Le premier documentaire, Un Enfant pas comme les autres, plonge le spectateur dans l’univers de Barbara Maka. Cette mère d’un adolescent autiste de 13 ans vit une réalité différente de celle des autres parents.

Quand son fils Jan est né, il était parfaitement «normal», comme les autres. Un adorable chérubin tout sourire que les vidéos de famille montrent en train de s’amuser, de gambader gaiement dans un parc. Ce n’est que plus tard que les signes avant-coureurs de la maladie ont commencé à se faire sentir. Le diagnostique est tombé: Jan souffrait d’autisme, un désordre neurologique complexe qui altère le développement des facultés de communication et d’interaction avec l’entourage.

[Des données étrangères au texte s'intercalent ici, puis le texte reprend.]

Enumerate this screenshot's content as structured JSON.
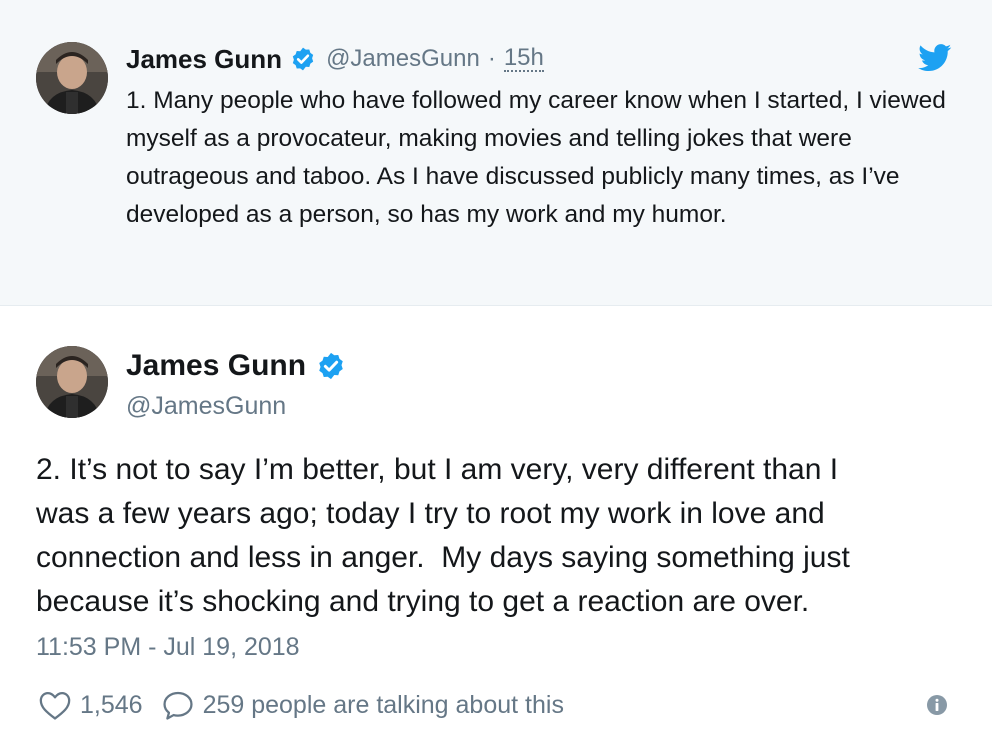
{
  "parent_tweet": {
    "author_name": "James Gunn",
    "screen_name": "@JamesGunn",
    "separator": "·",
    "time_ago": "15h",
    "text": "1. Many people who have followed my career know when I started, I viewed myself as a provocateur, making movies and telling jokes that were outrageous and taboo. As I have discussed publicly many times, as I’ve developed as a person, so has my work and my humor."
  },
  "main_tweet": {
    "author_name": "James Gunn",
    "screen_name": "@JamesGunn",
    "text": "2. It’s not to say I’m better, but I am very, very different than I\nwas a few years ago; today I try to root my work in love and\nconnection and less in anger.  My days saying something just\nbecause it’s shocking and trying to get a reaction are over.",
    "timestamp": "11:53 PM - Jul 19, 2018",
    "likes_count": "1,546",
    "conversation_label": "259 people are talking about this"
  },
  "icons": {
    "verified": "verified-badge-icon",
    "brand": "twitter-bird-icon",
    "like": "heart-icon",
    "reply": "speech-bubble-icon",
    "info": "info-icon"
  },
  "colors": {
    "verified_blue": "#1da1f2",
    "secondary_text": "#657786",
    "parent_background": "#f5f8fa"
  }
}
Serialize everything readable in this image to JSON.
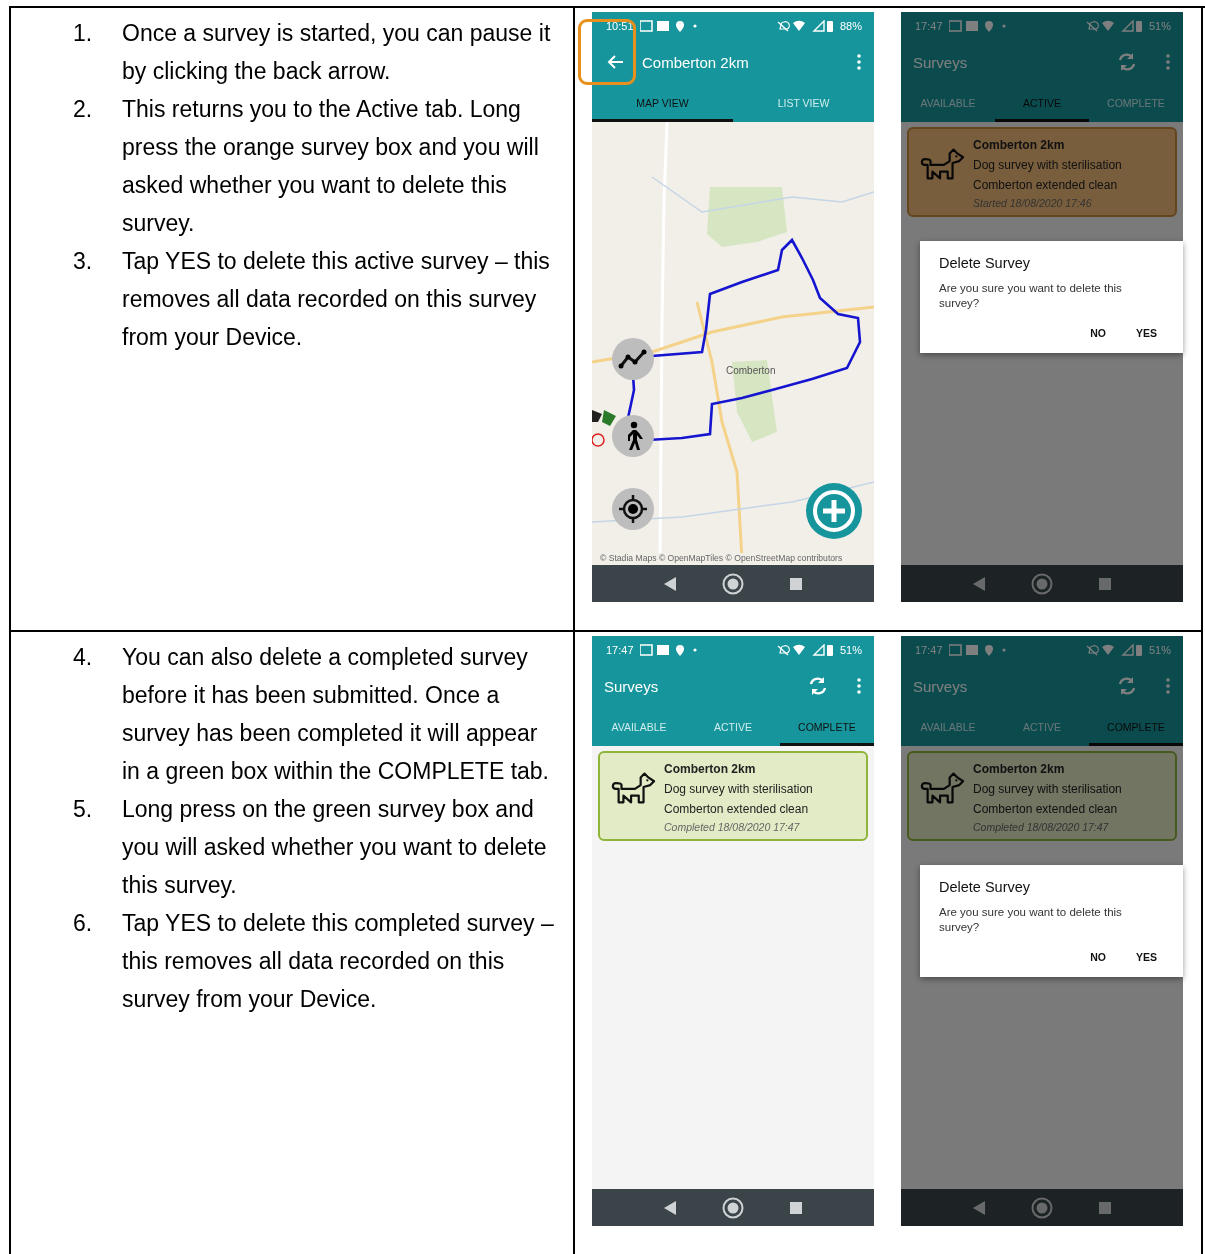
{
  "rows": [
    {
      "steps": [
        {
          "number": "1.",
          "text": "Once a survey is started, you can pause it by clicking the back arrow."
        },
        {
          "number": "2.",
          "text": "This returns you to the Active tab. Long press the orange survey box and you will asked whether you want to delete this survey."
        },
        {
          "number": "3.",
          "text": "Tap YES to delete this active survey – this removes all data recorded on this survey from your Device."
        }
      ],
      "phones": [
        {
          "kind": "map",
          "status": {
            "time": "10:51",
            "battery": "88%"
          },
          "title": "Comberton 2km",
          "back_button": true,
          "back_highlighted": true,
          "sync_button": false,
          "tabs": [
            {
              "label": "MAP VIEW",
              "selected": true
            },
            {
              "label": "LIST VIEW",
              "selected": false
            }
          ],
          "map": {
            "place_label": "Comberton",
            "attribution": "© Stadia Maps © OpenMapTiles © OpenStreetMap contributors"
          }
        },
        {
          "kind": "list",
          "status": {
            "time": "17:47",
            "battery": "51%"
          },
          "title": "Surveys",
          "back_button": false,
          "back_highlighted": false,
          "sync_button": true,
          "tabs": [
            {
              "label": "AVAILABLE",
              "selected": false
            },
            {
              "label": "ACTIVE",
              "selected": true
            },
            {
              "label": "COMPLETE",
              "selected": false
            }
          ],
          "card": {
            "kind": "active",
            "title": "Comberton 2km",
            "lines": [
              "Dog survey with sterilisation",
              "Comberton extended clean"
            ],
            "footer": "Started 18/08/2020 17:46"
          },
          "dialog": {
            "title": "Delete Survey",
            "message": "Are you sure you want to delete this survey?",
            "buttons": [
              "NO",
              "YES"
            ]
          }
        }
      ]
    },
    {
      "steps": [
        {
          "number": "4.",
          "text": "You can also delete a completed survey before it has been submitted. Once a survey has been completed it will appear in a green box within the COMPLETE tab."
        },
        {
          "number": "5.",
          "text": "Long press on the green survey box and you will asked whether you want to delete this survey."
        },
        {
          "number": "6.",
          "text": "Tap YES to delete this completed survey – this removes all data recorded on this survey from your Device."
        }
      ],
      "phones": [
        {
          "kind": "list",
          "status": {
            "time": "17:47",
            "battery": "51%"
          },
          "title": "Surveys",
          "back_button": false,
          "back_highlighted": false,
          "sync_button": true,
          "tabs": [
            {
              "label": "AVAILABLE",
              "selected": false
            },
            {
              "label": "ACTIVE",
              "selected": false
            },
            {
              "label": "COMPLETE",
              "selected": true
            }
          ],
          "card": {
            "kind": "complete",
            "title": "Comberton 2km",
            "lines": [
              "Dog survey with sterilisation",
              "Comberton extended clean"
            ],
            "footer": "Completed 18/08/2020 17:47"
          }
        },
        {
          "kind": "list",
          "status": {
            "time": "17:47",
            "battery": "51%"
          },
          "title": "Surveys",
          "back_button": false,
          "back_highlighted": false,
          "sync_button": true,
          "tabs": [
            {
              "label": "AVAILABLE",
              "selected": false
            },
            {
              "label": "ACTIVE",
              "selected": false
            },
            {
              "label": "COMPLETE",
              "selected": true
            }
          ],
          "card": {
            "kind": "complete",
            "title": "Comberton 2km",
            "lines": [
              "Dog survey with sterilisation",
              "Comberton extended clean"
            ],
            "footer": "Completed 18/08/2020 17:47"
          },
          "dialog": {
            "title": "Delete Survey",
            "message": "Are you sure you want to delete this survey?",
            "buttons": [
              "NO",
              "YES"
            ]
          }
        }
      ]
    }
  ]
}
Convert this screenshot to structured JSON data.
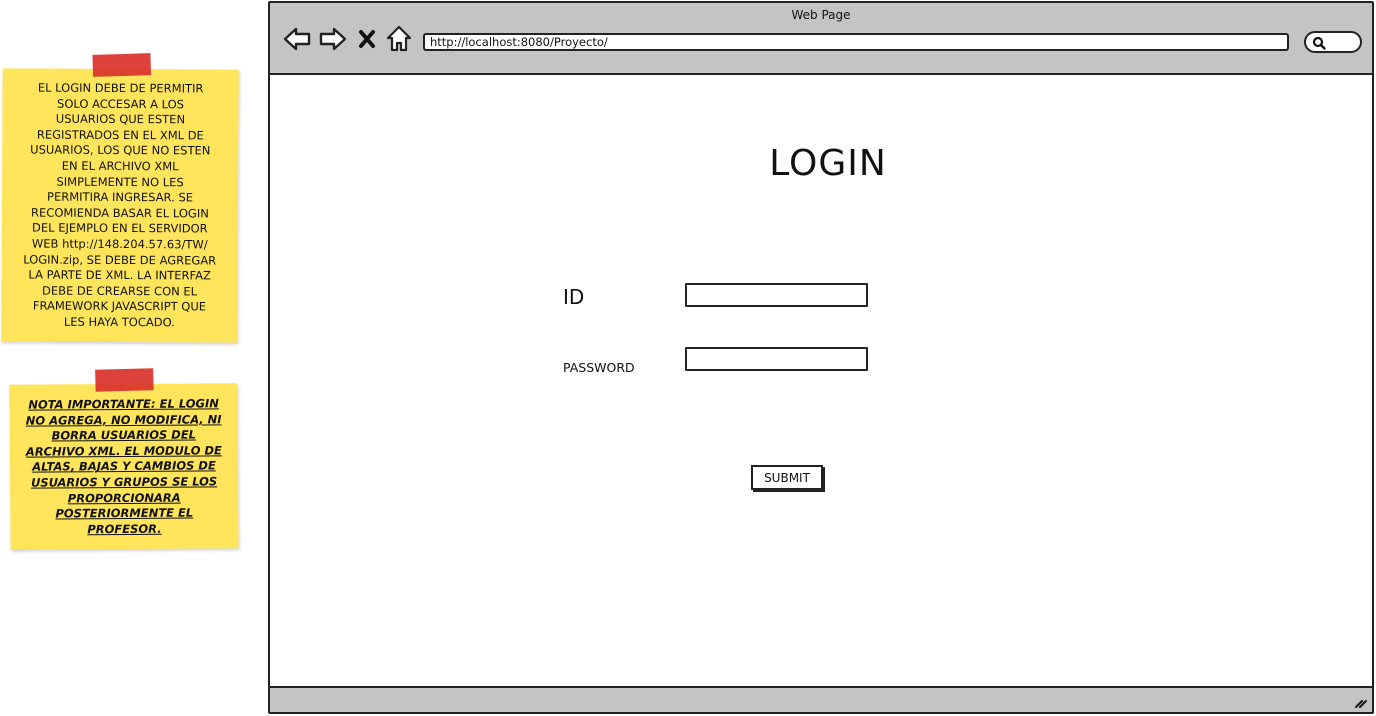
{
  "notes": [
    {
      "text": "EL LOGIN DEBE DE PERMITIR\nSOLO ACCESAR A LOS\nUSUARIOS QUE ESTEN\nREGISTRADOS EN EL XML DE\nUSUARIOS, LOS QUE NO ESTEN\nEN EL ARCHIVO XML\nSIMPLEMENTE NO LES\nPERMITIRA INGRESAR. SE\nRECOMIENDA BASAR EL LOGIN\nDEL EJEMPLO EN EL SERVIDOR\nWEB http://148.204.57.63/TW/\nLOGIN.zip, SE DEBE DE AGREGAR\nLA PARTE DE XML. LA INTERFAZ\nDEBE DE CREARSE CON EL\nFRAMEWORK JAVASCRIPT QUE\nLES HAYA TOCADO."
    },
    {
      "text": "NOTA IMPORTANTE: EL LOGIN\nNO AGREGA, NO MODIFICA, NI\nBORRA USUARIOS DEL\nARCHIVO XML. EL MODULO DE\nALTAS, BAJAS Y CAMBIOS DE\nUSUARIOS Y GRUPOS SE LOS\nPROPORCIONARA\nPOSTERIORMENTE EL\nPROFESOR."
    }
  ],
  "browser": {
    "title": "Web Page",
    "url": "http://localhost:8080/Proyecto/",
    "nav_icons": [
      "back-arrow-icon",
      "forward-arrow-icon",
      "close-icon",
      "home-icon"
    ],
    "search_icon": "search-icon"
  },
  "login": {
    "title": "LOGIN",
    "id_label": "ID",
    "id_value": "",
    "password_label": "PASSWORD",
    "password_value": "",
    "submit_label": "SUBMIT"
  },
  "colors": {
    "sticky_note": "#ffe55c",
    "tape": "#d9322a",
    "chrome_gray": "#c4c4c4",
    "outline": "#222222"
  }
}
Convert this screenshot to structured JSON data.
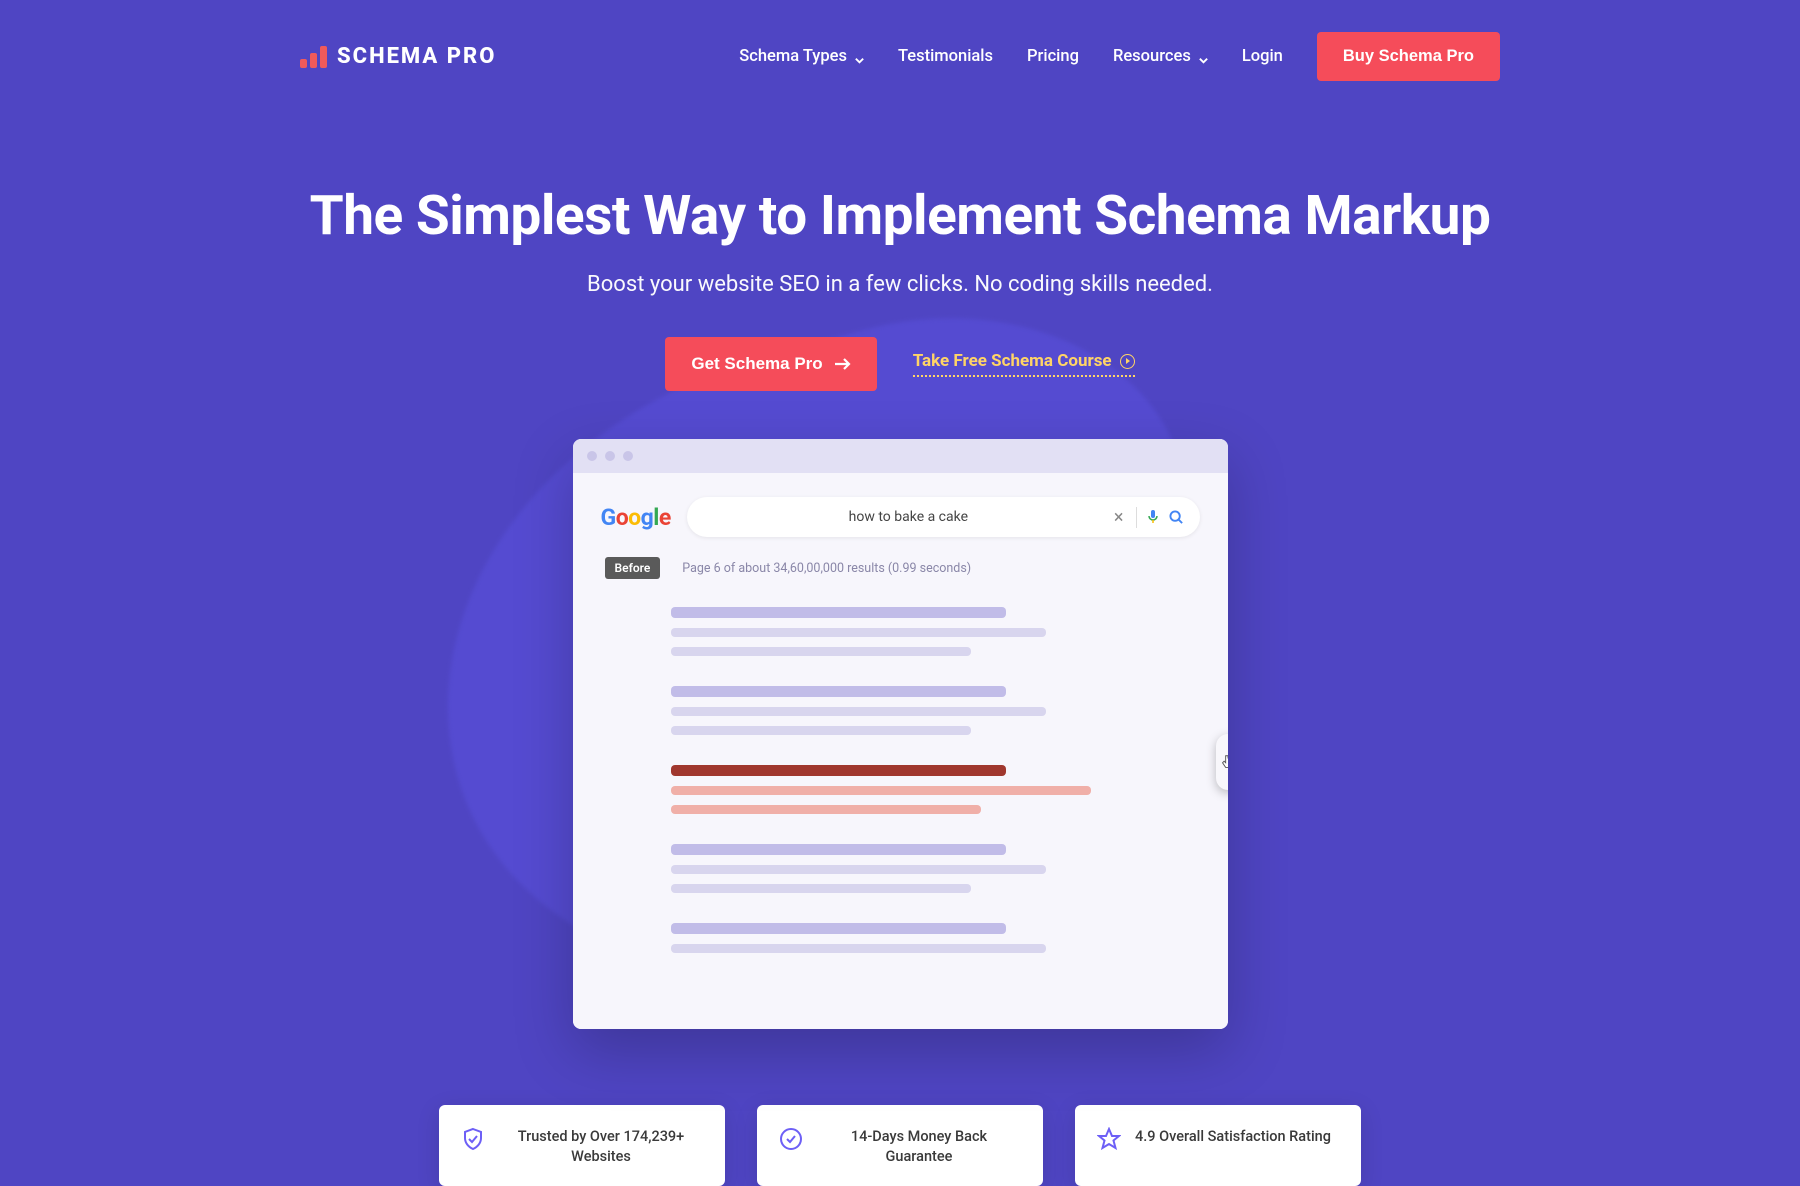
{
  "brand": {
    "name": "SCHEMA PRO"
  },
  "nav": {
    "items": [
      {
        "label": "Schema Types",
        "has_dropdown": true
      },
      {
        "label": "Testimonials",
        "has_dropdown": false
      },
      {
        "label": "Pricing",
        "has_dropdown": false
      },
      {
        "label": "Resources",
        "has_dropdown": true
      },
      {
        "label": "Login",
        "has_dropdown": false
      }
    ],
    "cta": "Buy Schema Pro"
  },
  "hero": {
    "headline": "The Simplest Way to Implement Schema Markup",
    "subheadline": "Boost your website SEO in a few clicks. No coding skills needed.",
    "primary_cta": "Get Schema Pro",
    "secondary_link": "Take Free Schema Course"
  },
  "browser_mock": {
    "search_query": "how to bake a cake",
    "before_label": "Before",
    "results_meta": "Page 6 of about 34,60,00,000 results (0.99 seconds)"
  },
  "trust": [
    {
      "text": "Trusted by Over 174,239+ Websites",
      "icon": "shield"
    },
    {
      "text": "14-Days Money Back Guarantee",
      "icon": "check"
    },
    {
      "text": "4.9 Overall Satisfaction Rating",
      "icon": "star"
    }
  ]
}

La réalisatrice d’origine polonaise Anna Barczewska a rencontré cette même famille peu de temps après s’être installée à Toronto, en janvier 2005. Interpellée par la situation, les multiples difficultés traversées par les parents, elle a décidé de consacrer un documentaire au thème de l’autisme.

«Le plus important pour moi était de montrer que ces enfants-là peuvent être utiles à la société et capables de mener une vie indépendante si on leur donne une chance», fait valoir Mme Bar-czewska.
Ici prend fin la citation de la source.